Le numéro rend ainsi compte de cette diversification des modes de production des connaissances et de leur partage en présentant à la fois des démarches de recherche, des dispositifs variés associant différents acteurs, et des retours d’expériences de collectifs d’agriculteurs.
Avant de présenter les textes qui composent ce numéro, il nous apparaît important, pour le lecteur, de clarifier la compréhension de certains termes qui font l’objet principal de ce numéro :
- Savoir et connaissance : ces deux termes sont souvent considérés synonymes, même si certains auteurs font une différence entre savoir, vu comme un ensemble de ressources cognitives acquises, plutôt à l’échelle collective, et connaissance, vue comme un process de construction permanente de nouvelles ressources cognitives, plutôt à l’échelle individuelle. Dans ce numéro, nous utilisons alternativement les deux termes sans faire de véritable différence sémantique ;
- Circulation, diffusion et transfert : nous avons préféré utiliser le terme circulation dans notre démarche d’instruction de la diversité des modes de production et de partage des savoirs, d’une part parce que les lieux de production de nouvelles connaissances ne sont plus seulement le laboratoire et la station expérimentale, d’autre part parce que l’approche clinique, qui part de la pratique, instruit le fonctionnement d’un système dans lequel les flux d’information et de connaissances ne sont jamais en sens unique.
Ce numéro a été organisé en trois parties.
La première partie porte sur les enjeux et sur les démarches de recherche. Puis les deux autres parties présentent une diversité de textes qui rendent compte de dispositifs et d’expériences, permettant d’appréhender la diversité des formes de circulation des savoirs dans l’activité agricole.
Les enjeux et démarches de recherche pour organiser la circulation des savoirs dans les processus de décision des agriculteurs
Le texte introductif de Compagnone et Cerf propose un cadrage sur l’enjeu de l’évolution des modes de production et de partage des savoirs, en interrogeant le processus de transfert de connaissances, faisant suite à l’approche diffusionniste des savoirs, au regard de l’approche de la circulation des savoirs.
Les deux textes suivants de Salazar et al. sont issus d’un même collectif de chercheurs qui expérimentent de nouvelles démarches de recherche permettant d’identifier et de favoriser la circulation de connaissances actionnables dans une trajectoire de transition agroécologique. Le premier texte porte sur la méthodologie de construction et d’usage d’arbres d’exploration des connaissances de différentes natures permettant d’identifier les connaissances qui sont actionnables et celles qui manquent pour s’engager plus facilement dans une trajectoire de transition. Le second texte s’intéresse aux connaissances produites, issues des pratiques innovantes des agriculteurs, et capitalisables pour un partage ultérieur. La méthode développée est basée sur la « logique d’action » de l’agriculteur innovant, vue comme la façon dont les agriculteurs articulent certaines de leurs pratiques aux situations dans lesquelles ils interviennent et pour lesquelles ils attendent certains résultats.
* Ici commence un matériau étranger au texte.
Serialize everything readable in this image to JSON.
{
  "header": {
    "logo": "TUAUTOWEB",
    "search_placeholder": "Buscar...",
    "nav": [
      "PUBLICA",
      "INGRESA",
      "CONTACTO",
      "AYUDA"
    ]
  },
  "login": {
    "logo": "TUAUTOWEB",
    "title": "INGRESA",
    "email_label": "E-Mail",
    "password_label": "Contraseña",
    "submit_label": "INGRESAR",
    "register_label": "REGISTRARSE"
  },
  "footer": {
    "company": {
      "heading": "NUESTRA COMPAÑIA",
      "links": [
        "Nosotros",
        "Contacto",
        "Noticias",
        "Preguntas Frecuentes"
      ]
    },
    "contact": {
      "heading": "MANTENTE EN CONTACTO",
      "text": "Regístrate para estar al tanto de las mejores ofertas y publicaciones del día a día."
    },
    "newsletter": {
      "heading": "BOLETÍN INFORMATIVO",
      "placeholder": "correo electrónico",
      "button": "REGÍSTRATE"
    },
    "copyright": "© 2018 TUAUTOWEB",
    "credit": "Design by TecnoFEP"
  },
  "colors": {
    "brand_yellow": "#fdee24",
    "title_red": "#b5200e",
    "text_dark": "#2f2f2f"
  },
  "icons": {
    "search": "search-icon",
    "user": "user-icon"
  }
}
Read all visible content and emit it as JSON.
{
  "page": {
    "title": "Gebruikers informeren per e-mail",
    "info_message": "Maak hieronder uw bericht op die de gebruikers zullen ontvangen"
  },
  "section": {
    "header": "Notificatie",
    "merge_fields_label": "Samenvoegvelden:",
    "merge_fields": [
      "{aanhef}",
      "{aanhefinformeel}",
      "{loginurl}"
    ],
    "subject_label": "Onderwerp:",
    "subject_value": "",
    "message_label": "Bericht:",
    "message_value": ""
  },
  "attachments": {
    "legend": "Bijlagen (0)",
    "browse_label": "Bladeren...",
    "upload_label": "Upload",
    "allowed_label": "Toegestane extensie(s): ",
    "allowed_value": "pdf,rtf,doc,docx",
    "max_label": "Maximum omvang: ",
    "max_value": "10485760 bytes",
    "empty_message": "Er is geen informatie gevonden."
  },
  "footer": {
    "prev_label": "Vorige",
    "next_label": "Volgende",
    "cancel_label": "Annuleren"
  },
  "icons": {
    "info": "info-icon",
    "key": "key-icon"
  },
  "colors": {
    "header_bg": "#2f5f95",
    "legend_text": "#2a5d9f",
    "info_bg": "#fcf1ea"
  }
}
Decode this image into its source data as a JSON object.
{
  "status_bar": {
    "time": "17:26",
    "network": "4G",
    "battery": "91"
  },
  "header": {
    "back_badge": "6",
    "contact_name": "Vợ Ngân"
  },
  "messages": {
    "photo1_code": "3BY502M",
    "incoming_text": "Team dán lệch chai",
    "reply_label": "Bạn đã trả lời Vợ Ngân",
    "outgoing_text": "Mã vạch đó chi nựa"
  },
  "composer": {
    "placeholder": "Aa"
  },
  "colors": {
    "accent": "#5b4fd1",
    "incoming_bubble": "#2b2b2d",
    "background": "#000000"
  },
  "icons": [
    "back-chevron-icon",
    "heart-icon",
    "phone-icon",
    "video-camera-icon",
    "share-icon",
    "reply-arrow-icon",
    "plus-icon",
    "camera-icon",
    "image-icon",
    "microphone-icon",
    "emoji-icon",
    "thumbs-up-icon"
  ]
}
La démarche, présentée sous la forme d’un tutoriel, paraît attractive pour outiller les conseillers dans l’accompagnement vers la transition agroécologique.
Enfin, le texte de Cardona et Rénier offre un état des travaux récents de recherche sur les usages des médias sociaux par les agriculteurs, notamment pour s’informer ou conforter des décisions, qui s’encastrent dans des processus de construction et segmentation des identités professionnelles agricoles.
Les dispositifs de production et de partage des savoirs au service des agriculteurs
Cette deuxième partie est composée de dix textes.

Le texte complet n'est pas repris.